La méthode ou la fin ?

Dans un récent article qui lui a été consacré, elle explique un peu mieux pourquoi selon elle, les criminels sont les innovateurs de demain. Parce que les marginaux par leur ingéniosité même sont des entrepreneurs naturels et débrouillards. Même si nous pouvons déplorer leurs méthodes, celles-ci doivent toujours être innovantes et différentes.

(C’est plus la fin que les moyens que je déplorerais, dans un crime. Mais ce n’est que moi.)

Même si Hubert Guillaud (Où en est la contreculture ?) se montre critique envers l’article original, le parcourir aura été l’occasion de mettre en évidence d’une façon inattendue, pour moi du moins, une des choses qui me terrifie le plus avec notre modèle de société (on a le droit de mettre ça au pluriel, ça n’y change rien) : son besoin de tout comprendre — dans tous les sens du terme, sans aucune capacité, et encore moins d’intérêt, à se fixer des limites.

Peut-être était-ce finalement une bonne illustration de ce qu’est devenue la contreculture. Une culture qui s’oppose au système idéologique dominant et qui finit par être récupéré par ce système tout en étant vidée de toute idéologie.

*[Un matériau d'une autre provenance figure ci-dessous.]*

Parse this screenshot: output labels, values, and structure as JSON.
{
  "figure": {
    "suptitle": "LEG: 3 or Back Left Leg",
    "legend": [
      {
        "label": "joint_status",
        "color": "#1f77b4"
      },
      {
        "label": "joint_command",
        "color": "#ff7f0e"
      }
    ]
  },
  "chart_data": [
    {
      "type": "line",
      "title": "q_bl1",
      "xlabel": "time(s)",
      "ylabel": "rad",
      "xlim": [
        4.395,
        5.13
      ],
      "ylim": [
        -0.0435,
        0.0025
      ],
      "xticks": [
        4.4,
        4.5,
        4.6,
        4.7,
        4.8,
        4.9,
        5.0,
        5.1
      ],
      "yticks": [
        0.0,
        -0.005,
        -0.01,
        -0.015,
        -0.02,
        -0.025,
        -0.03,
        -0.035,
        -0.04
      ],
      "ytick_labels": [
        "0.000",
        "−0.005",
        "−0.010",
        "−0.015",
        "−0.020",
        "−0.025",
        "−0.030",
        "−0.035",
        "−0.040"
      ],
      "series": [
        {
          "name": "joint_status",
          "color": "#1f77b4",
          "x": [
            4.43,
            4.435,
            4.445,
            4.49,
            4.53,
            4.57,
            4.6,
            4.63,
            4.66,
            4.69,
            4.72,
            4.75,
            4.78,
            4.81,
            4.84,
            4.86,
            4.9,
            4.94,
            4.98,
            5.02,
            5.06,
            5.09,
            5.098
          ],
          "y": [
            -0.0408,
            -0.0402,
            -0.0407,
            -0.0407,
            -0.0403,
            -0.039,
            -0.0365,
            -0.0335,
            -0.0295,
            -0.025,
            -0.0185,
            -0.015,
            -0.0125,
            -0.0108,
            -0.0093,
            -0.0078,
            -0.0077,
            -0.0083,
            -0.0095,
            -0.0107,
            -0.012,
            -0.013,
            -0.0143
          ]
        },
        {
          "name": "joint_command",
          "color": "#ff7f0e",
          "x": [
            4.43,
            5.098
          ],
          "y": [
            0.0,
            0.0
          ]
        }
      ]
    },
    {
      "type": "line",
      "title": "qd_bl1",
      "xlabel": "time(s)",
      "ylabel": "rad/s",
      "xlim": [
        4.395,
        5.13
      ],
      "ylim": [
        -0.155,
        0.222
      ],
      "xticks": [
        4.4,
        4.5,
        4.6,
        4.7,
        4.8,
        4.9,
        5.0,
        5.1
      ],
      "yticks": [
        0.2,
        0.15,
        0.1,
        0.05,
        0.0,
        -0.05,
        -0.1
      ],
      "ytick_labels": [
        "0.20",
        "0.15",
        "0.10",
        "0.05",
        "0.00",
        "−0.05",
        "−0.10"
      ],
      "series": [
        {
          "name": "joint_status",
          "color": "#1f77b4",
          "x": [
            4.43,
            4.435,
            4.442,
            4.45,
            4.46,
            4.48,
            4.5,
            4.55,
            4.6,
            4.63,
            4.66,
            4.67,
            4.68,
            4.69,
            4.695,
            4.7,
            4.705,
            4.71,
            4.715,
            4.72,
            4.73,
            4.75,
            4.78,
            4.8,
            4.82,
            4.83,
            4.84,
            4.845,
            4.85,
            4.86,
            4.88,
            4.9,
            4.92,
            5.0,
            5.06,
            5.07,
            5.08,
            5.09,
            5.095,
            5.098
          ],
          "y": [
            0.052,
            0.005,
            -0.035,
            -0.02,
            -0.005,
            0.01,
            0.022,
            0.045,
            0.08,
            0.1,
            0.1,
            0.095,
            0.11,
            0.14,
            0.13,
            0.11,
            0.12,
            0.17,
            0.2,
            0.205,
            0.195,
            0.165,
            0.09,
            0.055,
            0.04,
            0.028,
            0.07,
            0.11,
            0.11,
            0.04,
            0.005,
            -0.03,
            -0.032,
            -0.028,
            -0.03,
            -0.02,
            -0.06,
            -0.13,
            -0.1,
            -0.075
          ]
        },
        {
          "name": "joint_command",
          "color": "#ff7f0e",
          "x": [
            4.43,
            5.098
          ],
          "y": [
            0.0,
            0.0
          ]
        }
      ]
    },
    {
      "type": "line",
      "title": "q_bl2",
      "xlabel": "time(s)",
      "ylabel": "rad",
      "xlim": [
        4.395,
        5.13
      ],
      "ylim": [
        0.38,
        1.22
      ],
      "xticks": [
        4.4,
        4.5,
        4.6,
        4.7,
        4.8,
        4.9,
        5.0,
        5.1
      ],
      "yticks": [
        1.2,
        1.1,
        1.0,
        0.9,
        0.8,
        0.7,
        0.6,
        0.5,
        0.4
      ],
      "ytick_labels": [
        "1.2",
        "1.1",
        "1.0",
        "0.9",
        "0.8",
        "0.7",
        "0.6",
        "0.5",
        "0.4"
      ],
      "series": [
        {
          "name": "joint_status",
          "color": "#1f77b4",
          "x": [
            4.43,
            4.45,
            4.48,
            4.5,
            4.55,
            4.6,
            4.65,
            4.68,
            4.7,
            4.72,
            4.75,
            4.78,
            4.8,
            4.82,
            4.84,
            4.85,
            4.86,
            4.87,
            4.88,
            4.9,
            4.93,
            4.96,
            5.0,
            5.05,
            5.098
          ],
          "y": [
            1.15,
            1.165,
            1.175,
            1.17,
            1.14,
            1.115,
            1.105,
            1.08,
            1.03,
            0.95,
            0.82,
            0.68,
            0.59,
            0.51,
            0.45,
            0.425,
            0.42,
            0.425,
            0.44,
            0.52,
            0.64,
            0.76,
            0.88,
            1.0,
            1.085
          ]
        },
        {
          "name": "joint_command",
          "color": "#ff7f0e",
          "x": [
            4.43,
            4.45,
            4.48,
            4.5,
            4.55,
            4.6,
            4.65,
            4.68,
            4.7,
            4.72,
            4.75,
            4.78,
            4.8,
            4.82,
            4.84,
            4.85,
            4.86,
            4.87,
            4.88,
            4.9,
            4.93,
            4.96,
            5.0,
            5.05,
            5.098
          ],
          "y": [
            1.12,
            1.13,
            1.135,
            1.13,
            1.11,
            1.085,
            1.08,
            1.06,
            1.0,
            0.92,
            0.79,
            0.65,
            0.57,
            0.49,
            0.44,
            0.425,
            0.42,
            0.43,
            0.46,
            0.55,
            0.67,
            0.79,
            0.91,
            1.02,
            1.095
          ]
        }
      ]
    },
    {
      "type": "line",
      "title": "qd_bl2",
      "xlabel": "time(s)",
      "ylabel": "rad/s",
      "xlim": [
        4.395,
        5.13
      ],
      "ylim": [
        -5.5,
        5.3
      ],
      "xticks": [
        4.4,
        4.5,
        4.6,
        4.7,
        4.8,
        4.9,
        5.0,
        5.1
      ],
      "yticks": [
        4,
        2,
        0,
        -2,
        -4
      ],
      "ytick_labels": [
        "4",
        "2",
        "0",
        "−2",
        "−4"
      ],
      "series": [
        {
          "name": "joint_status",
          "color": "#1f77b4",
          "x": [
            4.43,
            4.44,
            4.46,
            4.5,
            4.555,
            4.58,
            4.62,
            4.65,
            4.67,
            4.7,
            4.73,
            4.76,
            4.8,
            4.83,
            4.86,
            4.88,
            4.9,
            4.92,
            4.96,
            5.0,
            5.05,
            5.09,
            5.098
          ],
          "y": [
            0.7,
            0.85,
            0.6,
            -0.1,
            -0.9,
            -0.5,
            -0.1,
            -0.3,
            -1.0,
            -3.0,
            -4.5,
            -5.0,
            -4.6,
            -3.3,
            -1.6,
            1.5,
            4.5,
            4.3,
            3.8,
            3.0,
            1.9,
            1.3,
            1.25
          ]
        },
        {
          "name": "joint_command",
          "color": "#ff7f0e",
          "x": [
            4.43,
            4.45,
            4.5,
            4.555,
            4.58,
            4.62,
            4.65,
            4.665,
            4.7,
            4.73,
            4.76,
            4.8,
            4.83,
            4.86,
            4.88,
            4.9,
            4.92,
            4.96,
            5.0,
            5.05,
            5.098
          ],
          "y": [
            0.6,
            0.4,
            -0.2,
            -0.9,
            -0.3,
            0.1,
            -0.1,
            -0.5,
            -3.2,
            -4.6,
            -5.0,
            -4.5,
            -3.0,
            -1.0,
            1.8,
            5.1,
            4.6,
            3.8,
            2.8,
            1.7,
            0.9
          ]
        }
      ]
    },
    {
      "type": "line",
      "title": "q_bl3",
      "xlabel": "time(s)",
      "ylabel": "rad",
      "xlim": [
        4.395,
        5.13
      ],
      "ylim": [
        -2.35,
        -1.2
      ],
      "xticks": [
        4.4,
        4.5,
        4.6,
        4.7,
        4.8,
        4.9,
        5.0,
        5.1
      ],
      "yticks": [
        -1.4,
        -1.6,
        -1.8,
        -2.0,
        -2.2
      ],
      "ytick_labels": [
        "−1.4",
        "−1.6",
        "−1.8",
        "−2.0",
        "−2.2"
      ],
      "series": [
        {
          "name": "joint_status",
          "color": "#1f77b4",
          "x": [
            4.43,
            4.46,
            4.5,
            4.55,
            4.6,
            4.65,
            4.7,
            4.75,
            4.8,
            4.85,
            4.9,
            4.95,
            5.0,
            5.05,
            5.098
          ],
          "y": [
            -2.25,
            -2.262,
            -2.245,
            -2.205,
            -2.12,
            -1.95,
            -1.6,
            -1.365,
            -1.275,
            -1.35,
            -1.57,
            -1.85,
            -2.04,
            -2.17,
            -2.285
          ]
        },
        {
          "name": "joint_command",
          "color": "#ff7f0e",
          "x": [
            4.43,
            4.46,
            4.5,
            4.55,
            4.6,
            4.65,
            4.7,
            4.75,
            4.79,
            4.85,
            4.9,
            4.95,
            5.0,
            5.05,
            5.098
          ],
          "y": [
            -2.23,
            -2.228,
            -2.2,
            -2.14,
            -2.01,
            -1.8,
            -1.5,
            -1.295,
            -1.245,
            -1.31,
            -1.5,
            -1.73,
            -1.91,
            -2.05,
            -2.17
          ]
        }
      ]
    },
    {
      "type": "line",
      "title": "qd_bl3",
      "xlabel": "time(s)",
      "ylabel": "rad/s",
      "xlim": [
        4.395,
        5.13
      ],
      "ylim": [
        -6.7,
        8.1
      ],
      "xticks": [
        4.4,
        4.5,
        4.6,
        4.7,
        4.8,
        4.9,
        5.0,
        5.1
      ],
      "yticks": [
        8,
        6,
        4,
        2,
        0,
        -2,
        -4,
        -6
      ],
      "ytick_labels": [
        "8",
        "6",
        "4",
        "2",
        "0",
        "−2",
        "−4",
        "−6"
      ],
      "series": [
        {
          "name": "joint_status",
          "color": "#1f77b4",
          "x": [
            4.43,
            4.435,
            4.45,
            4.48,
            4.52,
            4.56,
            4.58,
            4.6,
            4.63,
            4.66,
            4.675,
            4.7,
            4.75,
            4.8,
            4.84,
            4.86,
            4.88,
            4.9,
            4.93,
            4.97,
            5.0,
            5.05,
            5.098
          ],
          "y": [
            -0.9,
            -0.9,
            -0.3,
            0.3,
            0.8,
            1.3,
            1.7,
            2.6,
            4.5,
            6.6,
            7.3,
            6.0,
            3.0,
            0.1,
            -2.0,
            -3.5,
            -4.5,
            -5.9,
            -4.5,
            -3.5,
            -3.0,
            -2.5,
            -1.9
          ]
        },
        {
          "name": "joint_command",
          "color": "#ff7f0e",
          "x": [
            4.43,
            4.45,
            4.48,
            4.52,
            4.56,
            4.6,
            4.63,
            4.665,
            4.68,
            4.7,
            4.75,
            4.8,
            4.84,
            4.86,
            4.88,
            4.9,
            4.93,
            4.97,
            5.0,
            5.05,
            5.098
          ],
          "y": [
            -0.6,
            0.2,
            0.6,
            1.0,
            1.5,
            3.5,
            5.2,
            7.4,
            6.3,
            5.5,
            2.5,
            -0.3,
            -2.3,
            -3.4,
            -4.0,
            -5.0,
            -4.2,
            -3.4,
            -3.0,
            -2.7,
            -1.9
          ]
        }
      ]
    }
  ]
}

Pour ce qui est de l’évolution de la nature de la contreculture, dont parle Guillaud, je serai moins optimiste que lui : il y a longtemps que je ne vois plus en “mai 68” — comme dans toute culture qui se revendiquerait d’opposition — que ce qu’y voyait déjà Pasolini à l’époque…. Je vous laisse chercher dans ses superbes Écrits corsaires la petite phrase en question.